Confinement One Week Earlier Could Have Spared Over 20,000 Lives, Pandemic Investigation Determines

An critical government inquiry concerning the United Kingdom's handling to the pandemic crisis has concluded which the response was "insufficient and delayed," stating that enacting restrictions only seven days before would have prevented over 23,000 deaths.

Main Conclusions from the Report

Documented through more than 750 documents across two parts, the conclusions portray an unmistakable story showing delay, failure to act and a seeming failure to learn lessons.

The description concerning the beginning of Covid-19 at the beginning of 2020 is notably harsh, describing the month of February as "a lost month."

Ministerial Errors Highlighted

  • The report questions the reasons why the UK leader did not to convene a single session of the emergency response team in that period.
  • Action to Covid largely halted during the half-term holiday week.
  • In the second week in March, the situation was described as "nearly disastrous," due to no proper plan, insufficient testing and therefore no clear picture regarding the extent to which Covid was spreading.

Possible Outcome

Even though admitting that the move to impose confinement proved to be unprecedented and extremely challenging, enacting further steps to reduce the spread of coronavirus earlier might have resulted in a lockdown might have been avoided, or alternatively been of shorter duration.

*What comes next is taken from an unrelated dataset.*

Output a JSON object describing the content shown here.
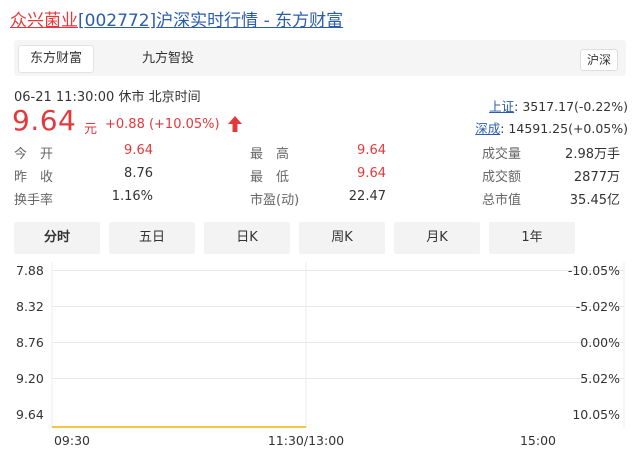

When confinement was inevitable, the report noted, had it been enforced on March 16, estimates suggested that could have lowered the total of deaths in England in the earliest phase of the pandemic by around half, equating to over 20,000 deaths prevented.

The omission to recognize the extent of the risk, or the urgency for action it necessitated, resulted in the fact that when the option of compulsory confinement was initially contemplated it proved belated and restrictions were necessary.

Ongoing Failures

The investigation also pointed out how several of these mistakes – responding too slowly and minimizing the speed together with effect of the virus's transmission – occurred again in the latter part of 2020, as controls were removed and then late restored in the face of infectious mutations.

It calls this "unacceptable," adding that officials did not to absorb experience through successive phases.

Overall Toll

The United Kingdom suffered one of the deadliest coronavirus epidemics in Europe, recording around 240 thousand Covid-related lives lost.

The inquiry is the latest by the ongoing inquiry into each part of the management and handling to the coronavirus, which was launched two years ago and is expected to proceed into 2027.